Google's AlphaGo team has been working on chess

syzygy · Post by **syzygy** » Tue Dec 12, 2017 12:55 am

syzygy wrote:It is MCTS without MC...

I'm not the first to complain about the naming:
http://talkchess.com/forum/viewtopic.ph ... 672#453672

CheckersGuy · Post by **CheckersGuy** » Tue Dec 12, 2017 12:58 am

syzygy wrote:
syzygy wrote:It is MCTS without MC...
I'm not the first to complain about the naming:
http://talkchess.com/forum/viewtopic.ph ... 672#453672

True. But for the lack of a better term I still say mcts ( most of the time). It should be quite clear for anyone that had a look at the alphaGoZero/AlphaZero papers that this is basically mcts without mc.
Maybe we should call it alphaZero-Tree-Search

Luis Babboni · Post by **Luis Babboni** » Tue Dec 12, 2017 2:53 am

Sorry if someone talk about it before, I tried to read all Alpha Zero´s comments but I´m not sure if I could.

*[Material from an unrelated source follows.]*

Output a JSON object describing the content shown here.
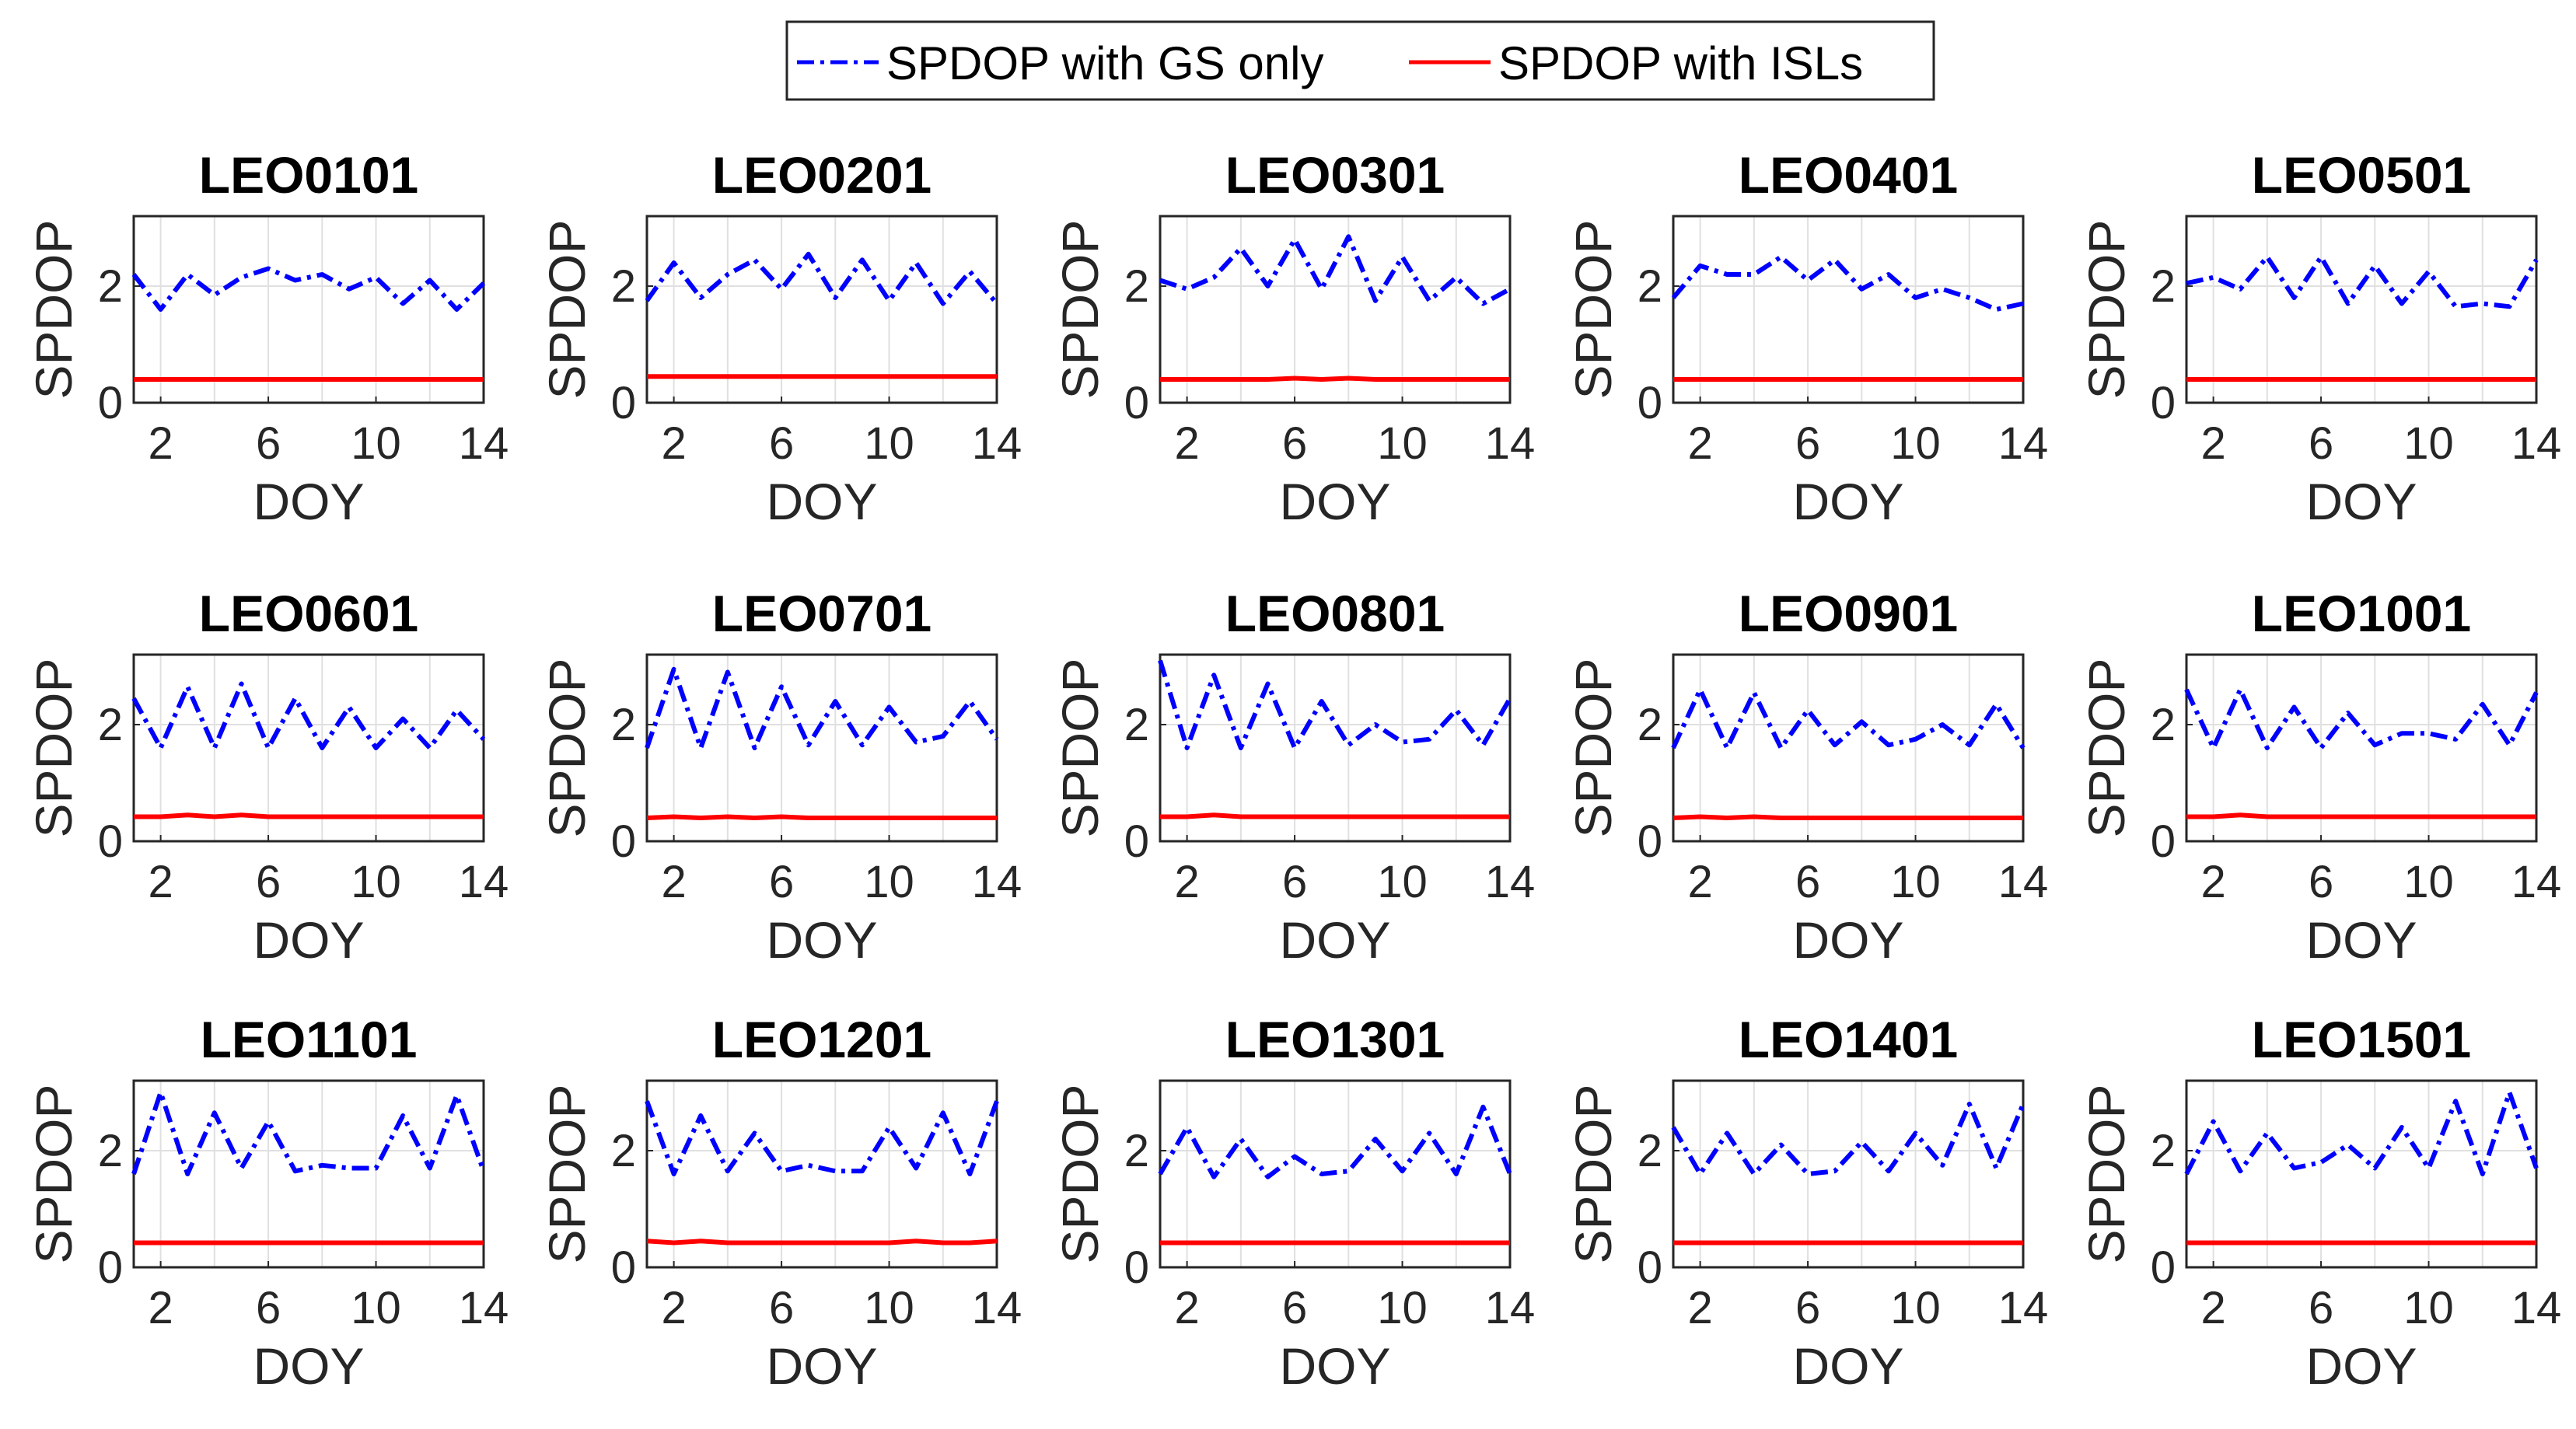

I understand that from 100 games, Alpha zero won 25/50 with whites and 3/50 with blacks. None losses with any colour.

Could be possible that, learning playing only itself, A0 concluded that going for tie is the logical goal having blacks?
I mean, that did not won more with blacks cause did not tried it.

hgm · Post by **hgm** » Tue Dec 12, 2017 9:58 am

CheckersGuy wrote:It would obviously be nice to deduce what the neural network has actually learned but how would you go about that ?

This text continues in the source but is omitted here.